Deux concerts on ne peut plus différents viennent d’évoquer le musicien-poète (titre de l’ouvrage qu’Albert Schweitzer, un de ses grands interprètes, lui a consacré). Le premier, Méditation sur B.A.C.H., avec la flamboyante claveciniste Elisabeth Chojnacka et l’ensemble Calliopée, s’est tenu dans le Grand Salon de l’Hôtel national des Invalides. Les moulures dorées des portes, les cristaux étincelants des lustres, le grand tableau de Louis XIV sur la cheminée au-dessus du clavecin (et, à l’opposé de la pièce, celui de Napoléon III…), tout signalait le baroque.

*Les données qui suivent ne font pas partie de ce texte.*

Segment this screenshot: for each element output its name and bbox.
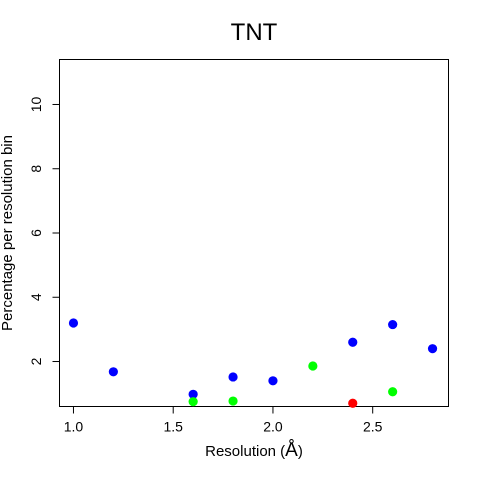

Tout, sauf le programme, composé d’œuvres classiques et contemporaines inspirées directement ou indirectement de Bach :

 deux préludes et fugues de Mozart pour trio à cordes (d’après Le Clavecin bien tempéré, pour les fugues – on a récemment relaté les raisons qui avaient poussé Mozart à en transcrire), qui ne sont pas parmi les œuvres les plus passionnantes de Mozart ;

 le court Capriccio en mi mineur pour quatuor à cordes de Félix Mendelssohn, qui devait sans doute sa grande admiration pour l’œuvre de Bach à son maître Friedrich Zelter d’une part, et à sa grand-tante Sarah Levy d’autre part : elle avait été l’élève favorite de Wilhelm Friedmann Bach, l’un des fils de Jean-Sébastien. Détentrice d’une importante collection de manuscrits de Bach, elle donna celui de la Passion selon Saint Matthieu à Mendelssohn, qui en dirigea la première interprétation depuis la mort de Bach et participa ainsi à la redécouverte de son œuvre. On lira avec profit l’article (en anglais) de la Bibliothèque du Congrès, illustré d’une page manuscrite de la (splendide) Cantate BWV 106 (Gottes Zeit), annotée par Mendelssohn.

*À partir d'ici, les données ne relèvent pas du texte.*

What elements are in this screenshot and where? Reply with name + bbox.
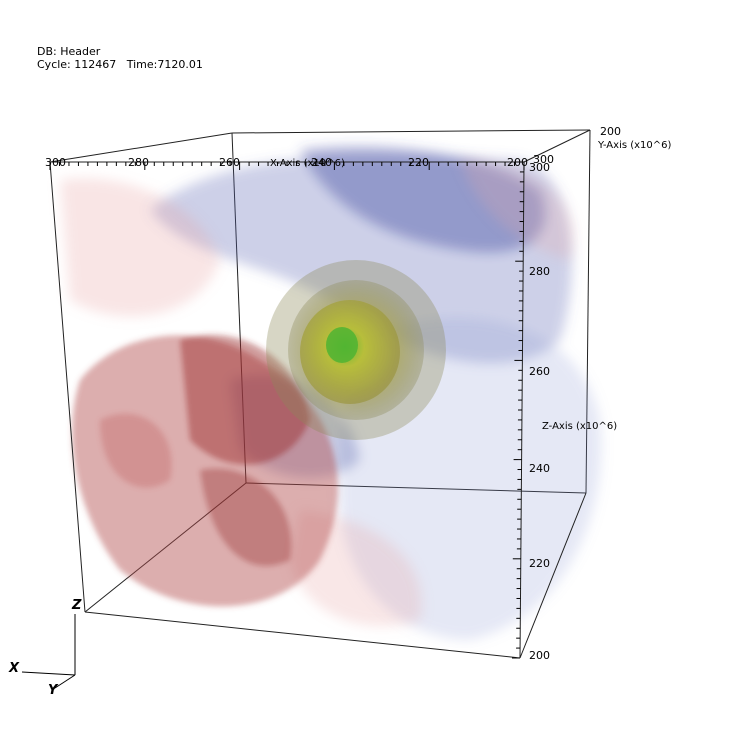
triad-y-label: Y	[48, 683, 59, 698]
cycle-time-text: Cycle: 112467 Time:7120.01	[37, 58, 203, 71]
z-axis-ticks: 300 280 260 240 220 200	[512, 161, 550, 662]
z-tick-label: 280	[529, 265, 550, 278]
triad-z-label: Z	[71, 598, 82, 613]
x-tick-label: 280	[128, 156, 149, 169]
x-tick-label: 220	[408, 156, 429, 169]
z-axis-label: Z-Axis (x10^6)	[542, 421, 617, 432]
orientation-triad	[21, 614, 76, 689]
z-tick-label: 260	[529, 365, 550, 378]
x-axis-ticks: 300 280 260 240 220 200	[45, 156, 528, 170]
core-sphere	[266, 260, 446, 440]
x-axis-label: X-Axis (x10^6)	[270, 158, 345, 169]
x-tick-label: 300	[45, 156, 66, 169]
z-tick-label: 300	[529, 161, 550, 174]
x-tick-label: 240	[311, 156, 332, 169]
y-tick-label: 200	[600, 125, 621, 138]
triad-x-label: X	[8, 661, 20, 676]
y-tick-label: 300	[533, 153, 554, 166]
db-header-text: DB: Header	[37, 45, 101, 58]
y-axis-label: Y-Axis (x10^6)	[597, 140, 672, 151]
z-tick-label: 220	[529, 557, 550, 570]
z-tick-label: 200	[529, 649, 550, 662]
z-tick-label: 240	[529, 462, 550, 475]
red-volume-region	[72, 334, 338, 607]
x-tick-label: 260	[219, 156, 240, 169]
y-axis-ticks: 300 200	[533, 125, 621, 166]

 la Bachiana brasileira n° 1 (1932) de Heitor Villa Lobos. Si l’on connaît surtout la cinquième (dont l’interprétation de Victoria de los Angeles, sous la direction du compositeur, est certainement la plus belle), ce n’est que l’un des neuf mouvements de cette suite écrite pour diverses formations (le premier pour orchestre de violoncelles) où le compositeur s’inspire de techniques d’harmonie et de contrepoint baroques pour écrire une musique brésilienne.

 le Prélude et fugue sur B.A.C.H. sur une série de douze tons (1934) de Hanns Eisler. En allemand (et en anglais), les notes de la gamme sont indiquées par des lettres, et ces quatre lettres correspondent à si bémol, la, do, si. Bach s’en était d’ailleurs servi comme thème de la Fuga a 3 Soggetti (Contrapunctus XIV) de L’Art de la fugue, et, plus indirectement, dans le Contrapuctus II, composé de 14 itérations (14 = B + A + C + H, chaque lettre étant remplacée par son ordre d’occurrence alphabétique). Cette œuvre de Eisler n’a rien de classique : elle est écrite dans le style dodécaphonique développé par son maître, Arnold Schoenberg.

 le splendide Continuum pour clavecin (1968) de György Ligeti, composé de grandes masses sonores (qui ne sont pas sans rappeler Gmeeoorh pour orgue, de Iannis Xenakis) si atypiques pour un clavecin dont les notes se détachent en général si distinctement les unes des autres : il faut ici toute la virtuosité diabolique d’une Chojnacka pour réaliser cette fusion : elle en serait capable de jouer les Études pour piano mécanique de Conlon Nancarrow !

 la création française de Méditation sur le choral de J. S Bach « Devant ton trône je vais comparaître » BWV 668 pour clavecin et quintette à cordes (1993) de Sofia Gubaïdulina, qui se base sur son analyse des « relations numériques et des relations particulières entre les notes » de l’œuvre de Bach, « au centre de laquelle se trouve le chiffre 9 » : c’est la valeur numérique de la lettre J, initiale du prénom du compositeur… L’exécution de cette œuvre a été précédée par celle dudit choral (extrait de L’art de la fugue).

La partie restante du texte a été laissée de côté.